Song Review: Carly Pearce & Lee Brice, “I Hope You’re Happy Now”

Apparently when you take the twist out of a song, you take all the flavor with it.

Neither Carly Pearce nor Lee Brice have had a particularly smooth go of things for a while. Pearce’s chart peaks have drifted sharply downwards since her #1 debut “Every Little Thing” (her last single “Closer To You” only reached #28 on Billboard’s airplay chart) and while Brice topped the charts with the earache that was “Rumor,” it was his first trip there since 2014. Desperation can lead to strange metaphorical bedfellows, and now Pearce and Brice have unexpectedly teamed up for a new single “I Hope You’re Happy Now,” a song that examines the wreckage of a failed relationship and wishes the other party well. It’s the exact same song as Gabby Barrett’s “I Hope” minus the vengeful twist at the end of the chorus, but that one subtraction (and the raw emotion associated with it) leave us with a bland, generic track that doesn’t leave anywhere near the impact of its immediate predecessor on this blog.

The production here is much more conventional than Barrett’s pop-leaning mix, but it doesn’t do as good a job setting the proper mood for the song. The foundation is primarily a standard guitar-and-drum affair (although the guitars that drive the melody start acoustic and stay that way), with a prominent dobro providing much of the seasoning as the track goes along. (A keyboard floats around in the background and an electric guitar steps out briefly and unimpressively on the bridge solo, but neither makes much of a contribution here.) The mix shoots for a spacious feel but doesn’t quite get there, and the energy level is just barely enough to keep the song from plodding, and the overall level of polish here gives the song a dull, controlled feel that severely blunts its impact on the listener (even the minor chords aren’t really dark, and just seem to introduce confusion about the narrator’s true feelings). It only kinda-sorta does the job it’s asked to do, and it’s certainly nothing to write home about.

Honestly, I don’t think pairing Pearce and Brice was a terribly good idea. The vocal chemistry is lacking, and their harmony vocals don’t sound good unless Brice really stretches to match Pearce’s upper range (when Pearce goes low, Brice just bottoms out and disappears). Similarly (and despite Brice’s best Marty Raybon impression), until they really start bringing some power to bear on the choruses, both artists come across as a bit nonchalant on their deliveries, as if the loss of the relationship really doesn’t bother them (which really sounds awkward when the chorus ends and the production immediately jumps to a minor chord). They’re certainly believable when they wish each other the best, but they just don’t seem all that hurt by the breakup, making the audience wonder if the other person really meant that much to them. Where Barrett brought an edge and an attitude to her song, Pearce and Brice bring a restraint and a casualness to the performance that simply isn’t as memorable or interesting, and the listener forgets that the pair even collaborated by the time the next song starts playing.

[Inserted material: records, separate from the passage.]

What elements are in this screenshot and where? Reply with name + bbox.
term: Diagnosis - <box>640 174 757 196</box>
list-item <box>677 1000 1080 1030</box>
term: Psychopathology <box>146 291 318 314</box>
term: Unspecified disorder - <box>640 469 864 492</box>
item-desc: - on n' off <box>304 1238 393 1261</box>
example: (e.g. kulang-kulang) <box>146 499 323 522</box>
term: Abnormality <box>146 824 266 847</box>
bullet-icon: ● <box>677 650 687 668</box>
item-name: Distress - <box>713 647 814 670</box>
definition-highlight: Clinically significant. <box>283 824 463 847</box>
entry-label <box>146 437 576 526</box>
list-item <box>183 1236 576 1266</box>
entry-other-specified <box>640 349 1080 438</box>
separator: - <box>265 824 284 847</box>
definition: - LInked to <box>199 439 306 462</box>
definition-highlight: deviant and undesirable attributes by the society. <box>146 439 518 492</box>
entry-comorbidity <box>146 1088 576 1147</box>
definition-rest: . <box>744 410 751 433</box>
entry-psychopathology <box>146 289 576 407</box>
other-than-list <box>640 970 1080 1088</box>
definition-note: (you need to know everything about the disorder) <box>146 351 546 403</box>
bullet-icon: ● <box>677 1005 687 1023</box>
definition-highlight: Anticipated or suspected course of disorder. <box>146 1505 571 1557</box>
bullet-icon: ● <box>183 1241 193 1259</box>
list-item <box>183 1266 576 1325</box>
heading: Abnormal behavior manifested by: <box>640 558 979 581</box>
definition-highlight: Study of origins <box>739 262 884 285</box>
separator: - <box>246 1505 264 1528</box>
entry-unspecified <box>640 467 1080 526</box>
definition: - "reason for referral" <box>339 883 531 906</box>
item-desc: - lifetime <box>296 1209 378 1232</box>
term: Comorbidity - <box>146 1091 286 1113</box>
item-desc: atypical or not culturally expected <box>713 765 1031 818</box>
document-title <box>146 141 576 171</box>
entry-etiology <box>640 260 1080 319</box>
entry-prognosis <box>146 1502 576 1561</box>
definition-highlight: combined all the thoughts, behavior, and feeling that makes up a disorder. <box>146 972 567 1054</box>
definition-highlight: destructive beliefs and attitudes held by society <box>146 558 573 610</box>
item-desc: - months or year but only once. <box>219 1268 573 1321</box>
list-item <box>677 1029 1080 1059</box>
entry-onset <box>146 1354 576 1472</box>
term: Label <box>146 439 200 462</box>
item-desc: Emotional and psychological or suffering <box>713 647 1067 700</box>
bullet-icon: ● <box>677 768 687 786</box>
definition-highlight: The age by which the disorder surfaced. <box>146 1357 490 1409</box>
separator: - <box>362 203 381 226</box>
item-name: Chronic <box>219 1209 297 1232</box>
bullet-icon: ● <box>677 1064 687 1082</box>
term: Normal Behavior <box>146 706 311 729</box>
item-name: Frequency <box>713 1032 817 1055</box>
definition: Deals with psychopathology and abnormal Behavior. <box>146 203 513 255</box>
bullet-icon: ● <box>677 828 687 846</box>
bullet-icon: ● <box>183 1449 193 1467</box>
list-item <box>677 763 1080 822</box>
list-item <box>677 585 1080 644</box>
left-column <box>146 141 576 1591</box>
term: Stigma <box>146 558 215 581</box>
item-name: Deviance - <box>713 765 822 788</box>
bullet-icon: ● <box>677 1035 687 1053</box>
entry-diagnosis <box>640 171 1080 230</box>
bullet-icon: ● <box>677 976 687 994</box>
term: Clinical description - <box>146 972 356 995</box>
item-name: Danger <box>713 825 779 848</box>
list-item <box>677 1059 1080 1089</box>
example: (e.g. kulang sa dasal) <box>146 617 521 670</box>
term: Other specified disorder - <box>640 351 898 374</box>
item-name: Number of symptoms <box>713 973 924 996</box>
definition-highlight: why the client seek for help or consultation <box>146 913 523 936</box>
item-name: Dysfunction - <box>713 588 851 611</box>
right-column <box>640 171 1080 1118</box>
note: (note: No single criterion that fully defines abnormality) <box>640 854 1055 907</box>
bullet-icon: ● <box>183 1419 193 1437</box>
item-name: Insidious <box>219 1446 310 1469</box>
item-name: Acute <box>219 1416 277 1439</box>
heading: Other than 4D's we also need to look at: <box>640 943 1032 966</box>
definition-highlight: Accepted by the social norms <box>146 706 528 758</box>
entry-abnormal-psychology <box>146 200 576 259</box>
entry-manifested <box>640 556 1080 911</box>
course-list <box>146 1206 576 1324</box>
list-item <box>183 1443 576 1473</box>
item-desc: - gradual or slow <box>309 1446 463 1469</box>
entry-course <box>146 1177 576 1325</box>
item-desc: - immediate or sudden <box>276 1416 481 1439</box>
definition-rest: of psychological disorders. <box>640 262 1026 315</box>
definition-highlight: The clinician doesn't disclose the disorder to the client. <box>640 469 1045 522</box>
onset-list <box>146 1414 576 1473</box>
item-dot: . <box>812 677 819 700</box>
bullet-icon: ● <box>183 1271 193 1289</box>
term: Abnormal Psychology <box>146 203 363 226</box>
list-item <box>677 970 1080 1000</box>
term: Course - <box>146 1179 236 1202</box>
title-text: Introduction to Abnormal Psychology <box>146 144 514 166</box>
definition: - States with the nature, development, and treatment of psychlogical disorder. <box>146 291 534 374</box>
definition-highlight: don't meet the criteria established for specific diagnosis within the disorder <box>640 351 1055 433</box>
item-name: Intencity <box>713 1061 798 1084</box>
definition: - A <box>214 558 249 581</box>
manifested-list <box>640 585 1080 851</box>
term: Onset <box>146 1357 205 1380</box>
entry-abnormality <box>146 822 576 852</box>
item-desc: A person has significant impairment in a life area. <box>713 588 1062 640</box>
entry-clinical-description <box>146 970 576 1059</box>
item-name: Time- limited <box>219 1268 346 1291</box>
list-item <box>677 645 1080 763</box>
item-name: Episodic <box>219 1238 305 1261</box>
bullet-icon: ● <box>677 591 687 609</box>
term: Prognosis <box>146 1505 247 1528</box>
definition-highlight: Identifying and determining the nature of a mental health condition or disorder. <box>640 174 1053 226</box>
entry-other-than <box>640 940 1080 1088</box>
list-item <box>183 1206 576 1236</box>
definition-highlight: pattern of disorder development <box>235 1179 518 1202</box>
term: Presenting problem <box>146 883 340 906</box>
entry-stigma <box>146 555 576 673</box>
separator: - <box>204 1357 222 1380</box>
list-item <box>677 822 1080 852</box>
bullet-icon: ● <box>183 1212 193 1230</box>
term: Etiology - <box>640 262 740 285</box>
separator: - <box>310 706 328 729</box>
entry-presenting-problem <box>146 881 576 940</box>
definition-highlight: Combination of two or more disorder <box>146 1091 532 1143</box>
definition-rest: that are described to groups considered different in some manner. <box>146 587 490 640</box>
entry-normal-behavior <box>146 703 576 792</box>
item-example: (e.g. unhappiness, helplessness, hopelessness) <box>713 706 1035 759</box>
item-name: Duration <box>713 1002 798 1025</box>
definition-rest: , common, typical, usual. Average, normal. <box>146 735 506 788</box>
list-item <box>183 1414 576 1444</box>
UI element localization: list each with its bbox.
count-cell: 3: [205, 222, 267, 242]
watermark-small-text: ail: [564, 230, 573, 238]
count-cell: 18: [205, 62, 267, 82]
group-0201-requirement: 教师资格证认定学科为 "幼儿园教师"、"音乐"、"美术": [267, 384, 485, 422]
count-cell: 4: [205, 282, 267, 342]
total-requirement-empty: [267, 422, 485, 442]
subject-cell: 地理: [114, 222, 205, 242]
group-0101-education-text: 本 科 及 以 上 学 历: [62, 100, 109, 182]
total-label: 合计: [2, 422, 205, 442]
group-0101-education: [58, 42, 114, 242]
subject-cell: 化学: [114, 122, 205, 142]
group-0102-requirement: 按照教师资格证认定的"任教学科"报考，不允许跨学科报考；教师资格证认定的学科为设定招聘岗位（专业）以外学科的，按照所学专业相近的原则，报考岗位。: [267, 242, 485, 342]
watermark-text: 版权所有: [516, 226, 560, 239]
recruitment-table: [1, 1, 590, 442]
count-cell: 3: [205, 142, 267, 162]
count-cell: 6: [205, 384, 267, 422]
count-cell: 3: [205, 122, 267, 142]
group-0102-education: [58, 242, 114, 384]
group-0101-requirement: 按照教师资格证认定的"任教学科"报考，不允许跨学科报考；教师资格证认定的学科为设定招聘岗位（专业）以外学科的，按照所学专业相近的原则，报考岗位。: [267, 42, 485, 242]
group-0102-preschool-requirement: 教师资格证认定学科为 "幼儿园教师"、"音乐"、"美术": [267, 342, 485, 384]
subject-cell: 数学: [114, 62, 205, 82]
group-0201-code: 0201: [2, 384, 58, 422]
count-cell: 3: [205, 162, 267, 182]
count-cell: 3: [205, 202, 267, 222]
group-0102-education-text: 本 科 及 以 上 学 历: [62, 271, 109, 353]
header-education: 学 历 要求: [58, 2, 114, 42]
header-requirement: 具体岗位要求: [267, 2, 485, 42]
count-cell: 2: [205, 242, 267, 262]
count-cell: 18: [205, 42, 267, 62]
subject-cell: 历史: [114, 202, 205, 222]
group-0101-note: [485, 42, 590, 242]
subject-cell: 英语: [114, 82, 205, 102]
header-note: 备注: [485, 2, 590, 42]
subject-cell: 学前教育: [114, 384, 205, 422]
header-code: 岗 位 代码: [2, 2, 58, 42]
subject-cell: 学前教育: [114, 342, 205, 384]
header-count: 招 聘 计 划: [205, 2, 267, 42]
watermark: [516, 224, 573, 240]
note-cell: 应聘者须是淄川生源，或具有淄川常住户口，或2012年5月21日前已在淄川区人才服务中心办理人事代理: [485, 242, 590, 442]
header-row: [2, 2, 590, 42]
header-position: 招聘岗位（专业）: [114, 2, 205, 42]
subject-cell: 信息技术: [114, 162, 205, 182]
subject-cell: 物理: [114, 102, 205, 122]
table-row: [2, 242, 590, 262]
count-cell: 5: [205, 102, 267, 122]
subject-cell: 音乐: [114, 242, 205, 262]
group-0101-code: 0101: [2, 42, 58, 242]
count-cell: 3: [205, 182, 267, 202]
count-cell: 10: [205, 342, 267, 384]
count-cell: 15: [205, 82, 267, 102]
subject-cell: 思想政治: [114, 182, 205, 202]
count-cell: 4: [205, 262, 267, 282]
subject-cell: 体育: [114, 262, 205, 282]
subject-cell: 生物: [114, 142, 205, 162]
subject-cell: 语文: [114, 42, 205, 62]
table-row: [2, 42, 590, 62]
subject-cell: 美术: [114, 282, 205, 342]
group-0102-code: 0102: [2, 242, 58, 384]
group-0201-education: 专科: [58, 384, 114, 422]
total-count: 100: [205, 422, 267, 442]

The lyrics here just feel lukewarm to me: Two people get together, one decides to go in a different direction and breaks things off, and both parties declare that they “hope you’re happy now.” The artists’s casual approach to the tune makes it seem like the breakup was mutual, but the lyrics tell a very different story: One person accepts the blame and says it was for the best, while the other expresses disbelief at the pairing’s termination. This feels like a very public split where everyone’s saying the right things and not getting too worked up over the incident, but there’s very little emotion in the writing, and it makes the relationship come across more like a business partnership than a romance. Outside of the “don’t know why it’s called a goodbye” line, there’s nothing particularly clever here, and the platitudes offered by both protagonists are a generic as you’d expect them to be. I think the writers were aiming for some emotion here, but they didn’t go far enough, and as a result it gets buried by the indifferent performances of everyone else involved.

In the end, “I Hope You’re Happy Now” doesn’t do anything besides exist, and its justification for such existence is lukewarm at best. The sound is too safe and stock, Carly Pearce and Lee Brice demonstrate zero interest in each other, and the writing doesn’t shout loud enough to make anyone pay attention. This is inferior not only to Gabby Barrett’s “I Hope,” but to Brantley Gilbert and Lindsay Ell’s “What Happens In A Small Town” as well. I sincerely hope that Pearce and Brice are happy now, because if they aren’t, I doubt this song will change their mood.

Rating: 5/10. If you’re looking for a song like this, there are better options available.